Election Results Show Importance of Parental Input in Education
Earlier this month, voters across the country went to the polls for the 2021 election. Here in Pennsylvania, voters had the chance to cast their vote for judges on some of our state’s highest courts, as well as a wide variety of municipal positions. Visit this link to see the results.
One of the biggest surprises was the election of Glenn Youngkin as the Governor of Virginia. Throughout his campaign, Governor-elect Youngkin emphasized the importance of parent’s input regarding what their children are taught, and frequently mentioned the dangers of critical race theory.
Here in Pennsylvania, the Legislature is considering a bill that would increase curriculum transparency, which I strongly support. Learn more about this proposal here.
PennDOT Holds Firm on Bridge Tolls Despite New Federal Funding
Despite Congress passing a bill that would provide $1 trillion in funding for infrastructure projects, PennDOT has stated they still plan to move forward with their controversial plan to toll nine interstate bridges across Pennsylvania.
This tolling proposal is just another example of the Wolf Administration, in this case an obscure branch of PennDOT, taking unilateral action without hearing from impacted Pennsylvanians or working with the Legislature. Check out this article from the Commonwealth Foundation to see just how prevalent the Governor’s “lone wolf” tendencies have been for the past seven years.
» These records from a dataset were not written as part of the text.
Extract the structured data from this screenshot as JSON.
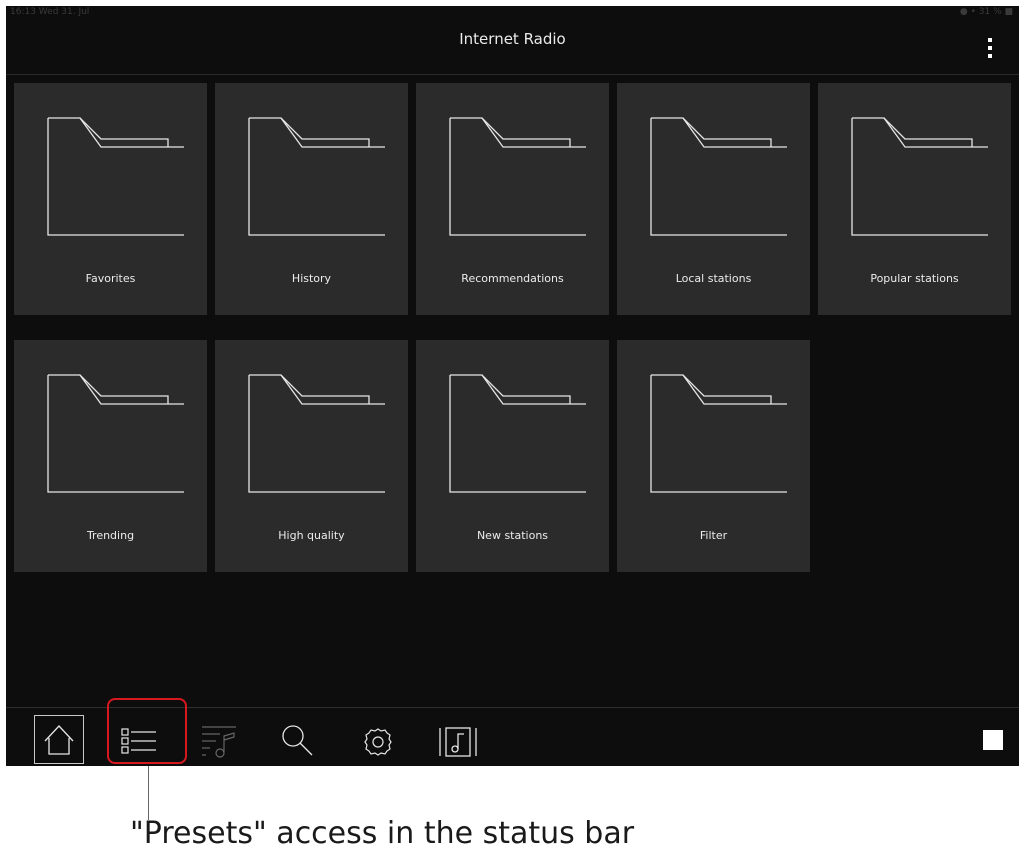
{
  "status_bar": {
    "time_date": "16:13  Wed 31. Jul",
    "indicators": "● • 31 % ■"
  },
  "app_bar": {
    "title": "Internet Radio",
    "menu_icon": "more-vertical-icon"
  },
  "tiles": [
    {
      "label": "Favorites",
      "icon": "folder-icon"
    },
    {
      "label": "History",
      "icon": "folder-icon"
    },
    {
      "label": "Recommendations",
      "icon": "folder-icon"
    },
    {
      "label": "Local stations",
      "icon": "folder-icon"
    },
    {
      "label": "Popular stations",
      "icon": "folder-icon"
    },
    {
      "label": "Trending",
      "icon": "folder-icon"
    },
    {
      "label": "High quality",
      "icon": "folder-icon"
    },
    {
      "label": "New stations",
      "icon": "folder-icon"
    },
    {
      "label": "Filter",
      "icon": "folder-icon"
    }
  ],
  "bottom_bar": {
    "items": [
      "home-icon",
      "presets-icon",
      "queue-icon",
      "search-icon",
      "settings-icon",
      "now-playing-icon"
    ],
    "stop_icon": "stop-icon",
    "active": "home-icon"
  },
  "annotation": {
    "caption": "\"Presets\" access in the status bar",
    "highlight_color": "#d7191f"
  },
  "colors": {
    "background": "#0d0d0d",
    "tile": "#2b2b2b",
    "text": "#eaeaea"
  }
}
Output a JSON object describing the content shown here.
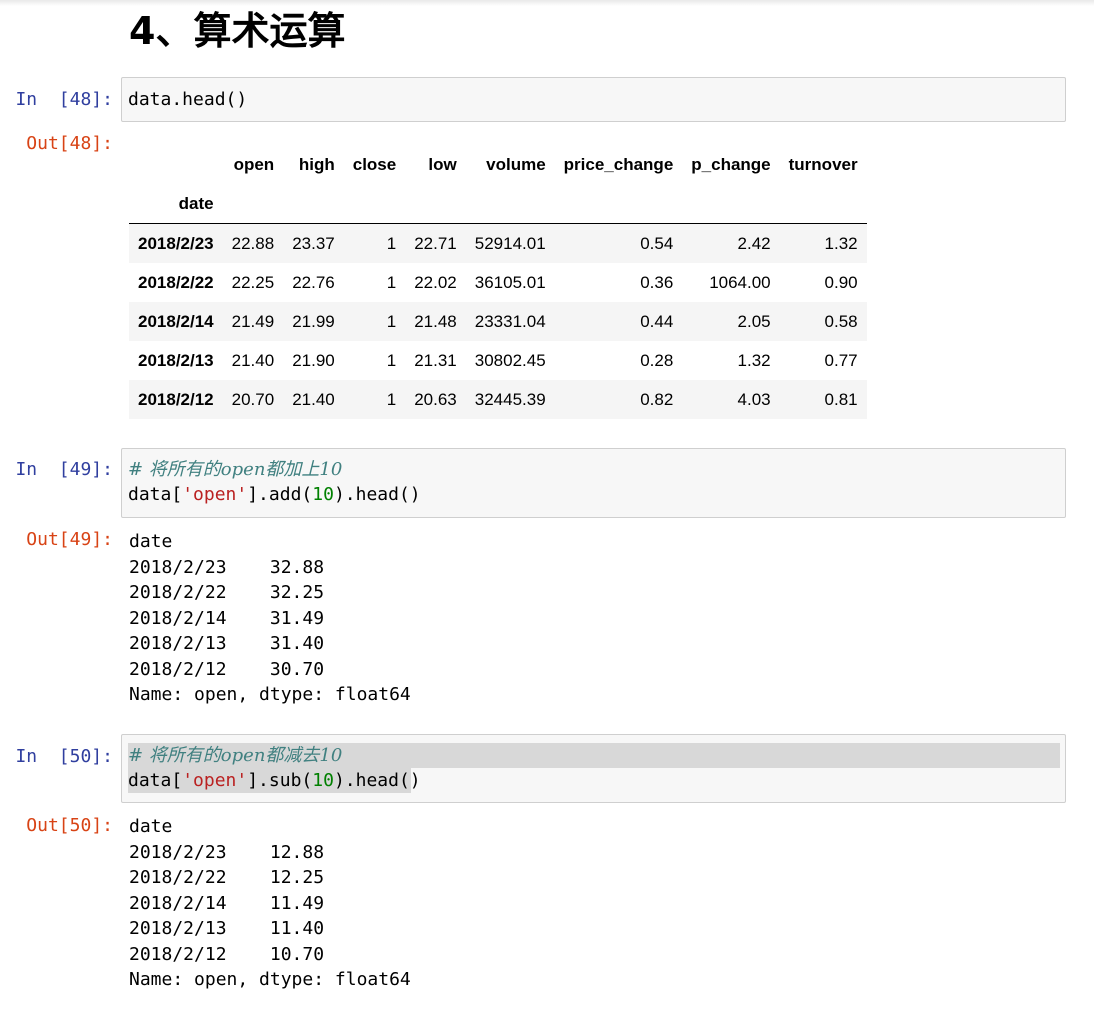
{
  "heading": "4、算术运算",
  "cells": [
    {
      "in_prompt": "In  [48]:",
      "code_line1": "data.head()",
      "out_prompt": "Out[48]:",
      "table": {
        "columns": [
          "open",
          "high",
          "close",
          "low",
          "volume",
          "price_change",
          "p_change",
          "turnover"
        ],
        "index_name": "date",
        "rows": [
          {
            "date": "2018/2/23",
            "values": [
              "22.88",
              "23.37",
              "1",
              "22.71",
              "52914.01",
              "0.54",
              "2.42",
              "1.32"
            ]
          },
          {
            "date": "2018/2/22",
            "values": [
              "22.25",
              "22.76",
              "1",
              "22.02",
              "36105.01",
              "0.36",
              "1064.00",
              "0.90"
            ]
          },
          {
            "date": "2018/2/14",
            "values": [
              "21.49",
              "21.99",
              "1",
              "21.48",
              "23331.04",
              "0.44",
              "2.05",
              "0.58"
            ]
          },
          {
            "date": "2018/2/13",
            "values": [
              "21.40",
              "21.90",
              "1",
              "21.31",
              "30802.45",
              "0.28",
              "1.32",
              "0.77"
            ]
          },
          {
            "date": "2018/2/12",
            "values": [
              "20.70",
              "21.40",
              "1",
              "20.63",
              "32445.39",
              "0.82",
              "4.03",
              "0.81"
            ]
          }
        ]
      }
    },
    {
      "in_prompt": "In  [49]:",
      "comment": "# 将所有的open都加上10",
      "code_prefix": "data[",
      "code_string": "'open'",
      "code_mid": "].add(",
      "code_number": "10",
      "code_suffix": ").head()",
      "out_prompt": "Out[49]:",
      "output": "date\n2018/2/23    32.88\n2018/2/22    32.25\n2018/2/14    31.49\n2018/2/13    31.40\n2018/2/12    30.70\nName: open, dtype: float64"
    },
    {
      "in_prompt": "In  [50]:",
      "comment": "# 将所有的open都减去10",
      "code_prefix": "data[",
      "code_string": "'open'",
      "code_mid": "].sub(",
      "code_number": "10",
      "code_suffix": ").head()",
      "out_prompt": "Out[50]:",
      "output": "date\n2018/2/23    12.88\n2018/2/22    12.25\n2018/2/14    11.49\n2018/2/13    11.40\n2018/2/12    10.70\nName: open, dtype: float64"
    }
  ]
}
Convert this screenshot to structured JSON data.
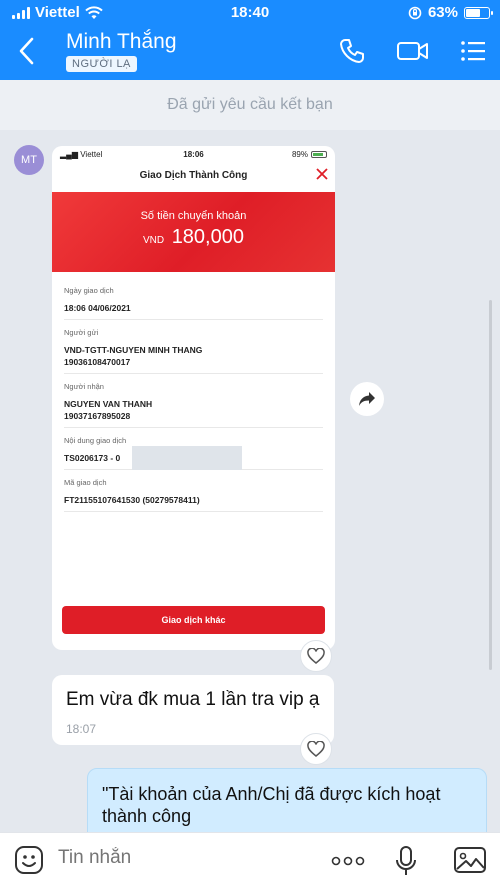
{
  "status_bar": {
    "carrier": "Viettel",
    "time": "18:40",
    "battery": "63%",
    "battery_level": 0.63
  },
  "header": {
    "contact_name": "Minh Thắng",
    "badge": "NGƯỜI LẠ"
  },
  "banner": {
    "text": "Đã gửi yêu cầu kết bạn"
  },
  "avatar": {
    "initials": "MT"
  },
  "receipt": {
    "status": {
      "carrier": "Viettel",
      "time": "18:06",
      "battery": "89%"
    },
    "title": "Giao Dịch Thành Công",
    "amount_label": "Số tiền chuyển khoản",
    "currency": "VND",
    "amount": "180,000",
    "rows": [
      {
        "label": "Ngày giao dịch",
        "value": "18:06 04/06/2021"
      },
      {
        "label": "Người gửi",
        "value": "VND-TGTT-NGUYEN MINH THANG",
        "value2": "19036108470017"
      },
      {
        "label": "Người nhận",
        "value": "NGUYEN VAN THANH",
        "value2": "19037167895028"
      },
      {
        "label": "Nội dung giao dịch",
        "value": "TS0206173 - 0"
      },
      {
        "label": "Mã giao dịch",
        "value": "FT21155107641530 (50279578411)"
      }
    ],
    "button": "Giao dịch khác"
  },
  "messages": [
    {
      "text": "Em vừa đk mua 1 lần tra vip ạ",
      "time": "18:07"
    },
    {
      "text": "\"Tài khoản của Anh/Chị đã được kích hoạt thành công"
    }
  ],
  "input": {
    "placeholder": "Tin nhắn"
  }
}
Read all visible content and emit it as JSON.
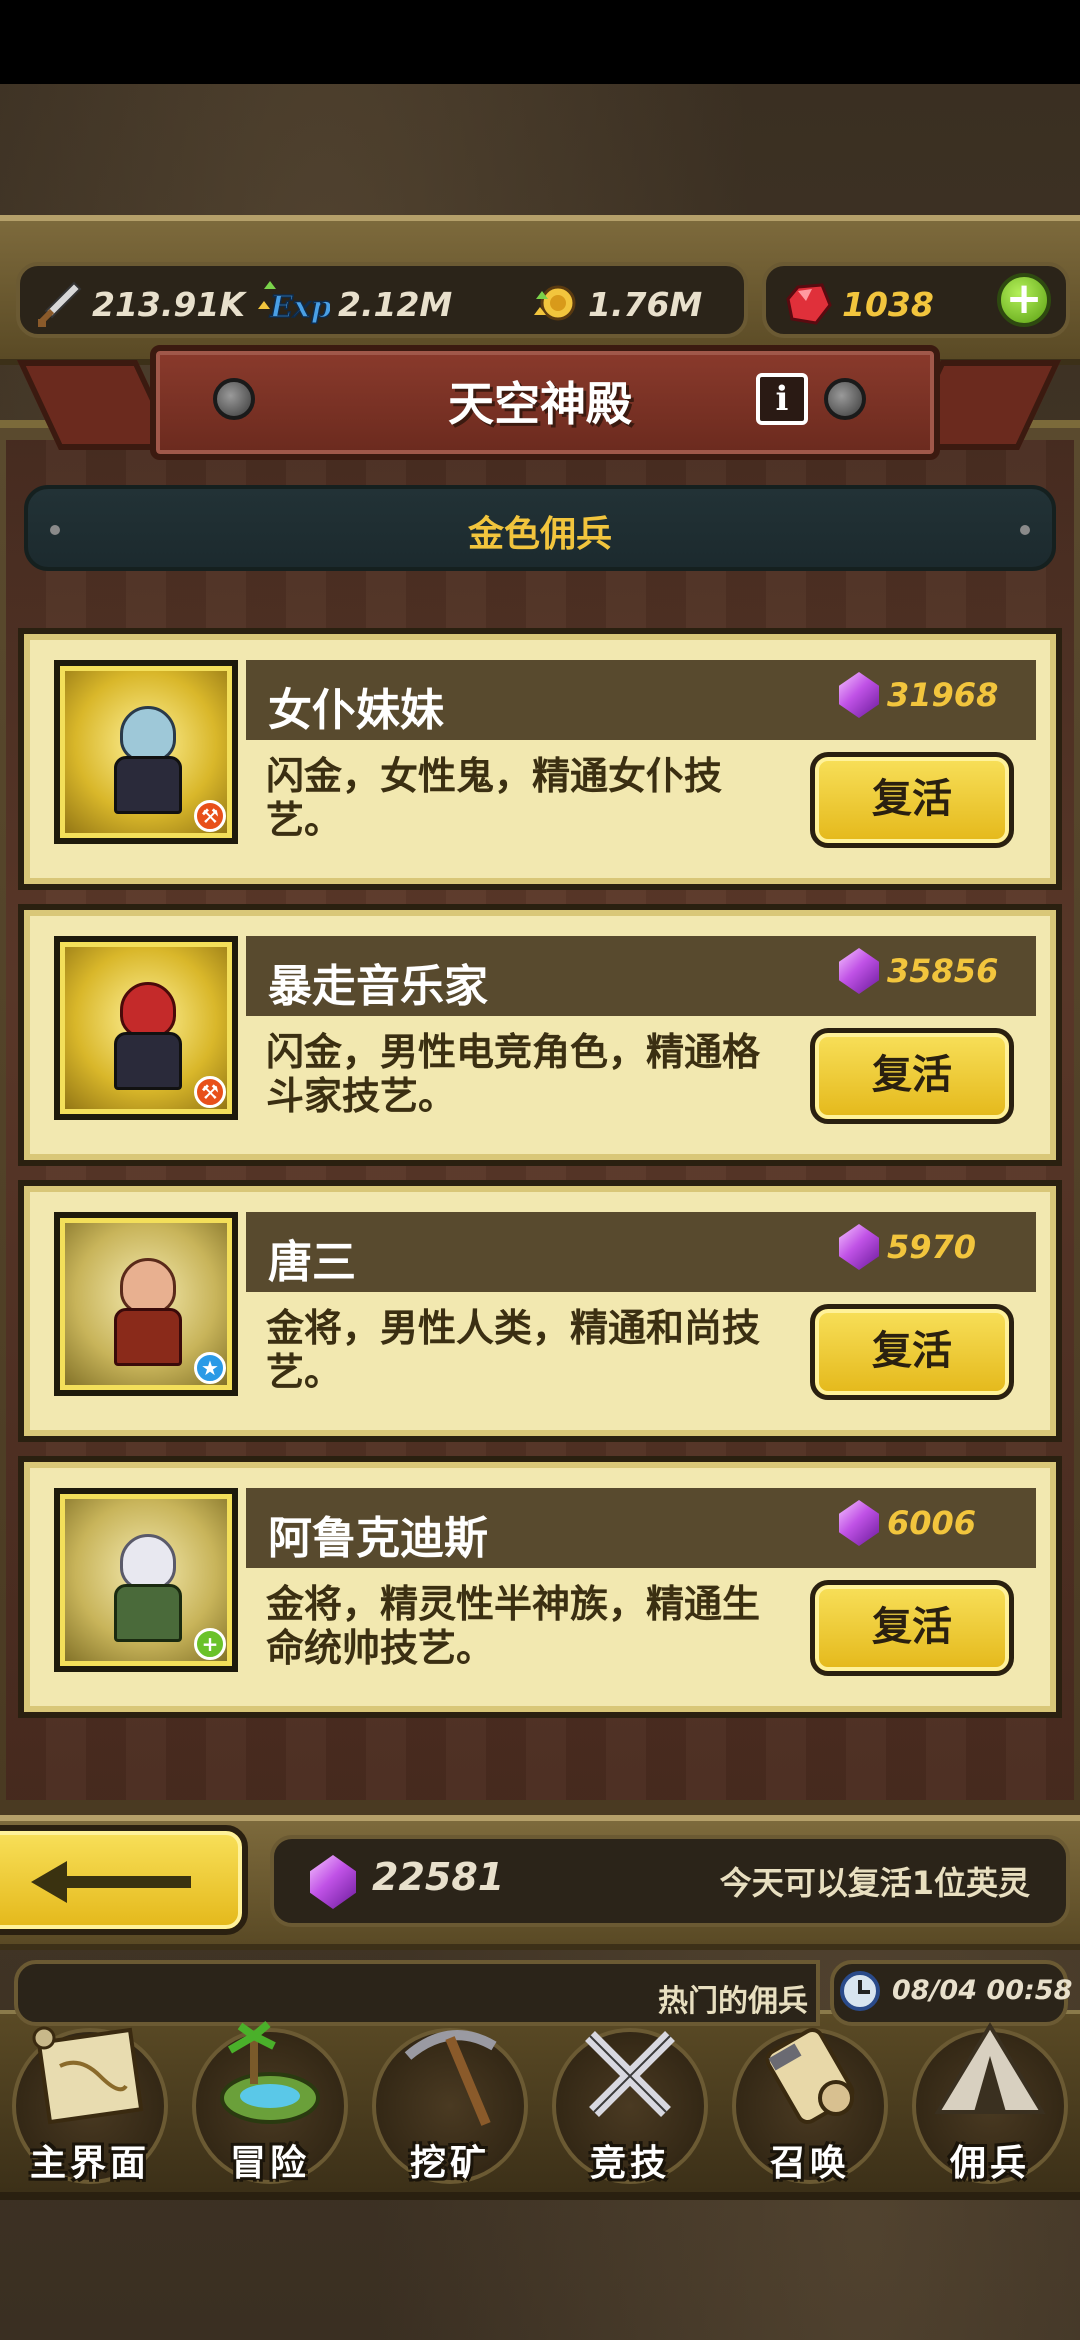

After hearing concerns from many of you, I voted in favor of a bill to ensure the House and the Senate have a voice in this process. Read more about this bill and its progress through the General Assembly here.
Reducing Cost Overruns, Delays on PennDOT Projects
The State Government Committee passed a bill this month that would reduce cost overruns and delays on PennDOT projects by requiring additional vetting of companies before they sign contracts. This bill was introduced by Senator Kristin Phillips-Hill (R-York) after a project along I-83 in her district faced delays for over three years. According to her office, the company which delayed this project has a well-documented history of adding on costs to infrastructure projects and missing deadlines.